Age of Greed: The Triumph of Finance and the Decline of America, 1970 to the Present by Jeff Madrick

Author:Jeff Madrick
Language: pt
Format: mobi, epub
Tags: Moral and Ethical Aspects, United States - Politics and Government - 21st Century, Financial Crises, Wealth, Financial Crises - United States - History, United States - Politics and Government - 20th Century, History, 21st Century, General, United States, Political Science, Wealth - Moral and Ethical Aspects, Business Ethics, Economic History, 20th Century, Business & Economics, Finance
ISBN: 1400041716
Publisher: Knopf
Published: 2011-05-31T00:00:00+00:00


15

George Soros and John Meriwether

FABULOUS WEALTH AND CONTROVERSIAL POWER

Until the mid-1980s, the takeover movement was the way to make the most money on Wall Street. Men like Henry Kravis, George Roberts, Boone Pickens, and Carl Icahn built enormous fortunes, and by the 2000s all were billionaires. Icahn was frequently listed among the twenty-five richest Americans, eventually with some $8–9 billion in personal wealth, and Kravis and Roberts were reported to have about half that.

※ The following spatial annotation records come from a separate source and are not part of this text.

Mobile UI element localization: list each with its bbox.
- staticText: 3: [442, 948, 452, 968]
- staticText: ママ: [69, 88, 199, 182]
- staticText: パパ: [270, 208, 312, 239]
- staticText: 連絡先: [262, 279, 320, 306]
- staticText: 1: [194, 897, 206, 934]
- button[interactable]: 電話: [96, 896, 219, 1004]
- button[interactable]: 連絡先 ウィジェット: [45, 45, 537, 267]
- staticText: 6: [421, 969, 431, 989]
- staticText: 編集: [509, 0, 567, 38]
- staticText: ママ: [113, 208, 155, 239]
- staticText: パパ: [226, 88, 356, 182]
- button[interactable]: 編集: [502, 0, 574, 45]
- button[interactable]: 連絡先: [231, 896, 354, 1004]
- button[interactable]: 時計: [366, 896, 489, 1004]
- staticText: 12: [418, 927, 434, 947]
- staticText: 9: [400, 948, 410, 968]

Starting in the mid-1980s, managing hedge funds made more great fortunes for more people than the takeover movement did, and replaced them at the glamorous pinnacle of the financial community. By 2009, thirty-nine of the nation’s four hundred richest people were hedge fund managers, according to Forbes. What made this possible was the many new kinds of securities that had been created since the 1970s, the global reach of financial markets, and the light federal oversight of banks and investment firms endorsed so strongly by Alan Greenspan. Greenspan in particular encouraged regulation-free trading by new participants of all kinds.

Hedge funds were investment pools that were restricted to a hundred or fewer wealthy investors. Because these investors were presumably sophisticated, and could hire expert advisers, they were free of most SEC regulations about disclosure of information, or limits on debt. Unlike mutual funds, which usually emphasized stocks or bonds, they could invest in almost anything anywhere—financial and commodities derivatives, options of all kinds, currencies, and silver and gold. They could sell short to benefit from falling prices, borrow aggressively to multiply their potential returns, and invest in any country they deemed appropriate.

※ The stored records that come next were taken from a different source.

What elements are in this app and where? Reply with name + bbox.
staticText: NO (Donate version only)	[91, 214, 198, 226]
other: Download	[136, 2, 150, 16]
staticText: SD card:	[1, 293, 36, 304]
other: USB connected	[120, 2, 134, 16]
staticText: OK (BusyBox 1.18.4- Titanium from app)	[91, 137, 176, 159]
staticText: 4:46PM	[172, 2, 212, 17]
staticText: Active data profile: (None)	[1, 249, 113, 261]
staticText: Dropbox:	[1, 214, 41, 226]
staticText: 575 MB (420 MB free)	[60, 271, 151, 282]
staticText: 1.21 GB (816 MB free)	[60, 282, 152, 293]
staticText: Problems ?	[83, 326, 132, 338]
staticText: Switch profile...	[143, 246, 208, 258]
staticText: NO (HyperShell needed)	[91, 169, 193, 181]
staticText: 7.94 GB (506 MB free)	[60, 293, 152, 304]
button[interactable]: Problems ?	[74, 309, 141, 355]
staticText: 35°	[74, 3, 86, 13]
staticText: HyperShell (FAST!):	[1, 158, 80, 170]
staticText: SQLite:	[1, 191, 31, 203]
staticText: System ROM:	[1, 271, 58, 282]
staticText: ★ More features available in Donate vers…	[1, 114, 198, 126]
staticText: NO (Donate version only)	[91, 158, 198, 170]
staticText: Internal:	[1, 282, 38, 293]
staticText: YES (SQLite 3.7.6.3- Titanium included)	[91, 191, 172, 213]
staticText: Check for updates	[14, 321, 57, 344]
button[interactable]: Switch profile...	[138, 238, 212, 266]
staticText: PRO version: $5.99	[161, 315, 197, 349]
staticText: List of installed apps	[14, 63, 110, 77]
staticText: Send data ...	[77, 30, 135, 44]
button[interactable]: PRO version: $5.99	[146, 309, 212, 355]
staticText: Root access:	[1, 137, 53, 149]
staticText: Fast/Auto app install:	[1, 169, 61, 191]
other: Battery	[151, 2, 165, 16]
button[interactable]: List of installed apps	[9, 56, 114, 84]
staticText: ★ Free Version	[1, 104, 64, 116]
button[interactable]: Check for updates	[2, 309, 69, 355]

The hedge fund managers got so wealthy because they could borrow aggressively against their assets and they took a large share of the annual investment profits—usually 20 percent, as well as 1–2 percent of the asset value annually. They had to convince wealthy investors to agree to the terms, of course, and this they did in growing numbers. In the 1980s and early 1990s, the returns in some hedge funds far outpaced the returns of the more conventional vehicles. In the late 1980s, hedge funds managed less than $100 billion in funds, in the late 1990s, some $400 billion, and in the mid-2000s, $2 trillion. When they borrowed multiples of that, their buying capability became enormous.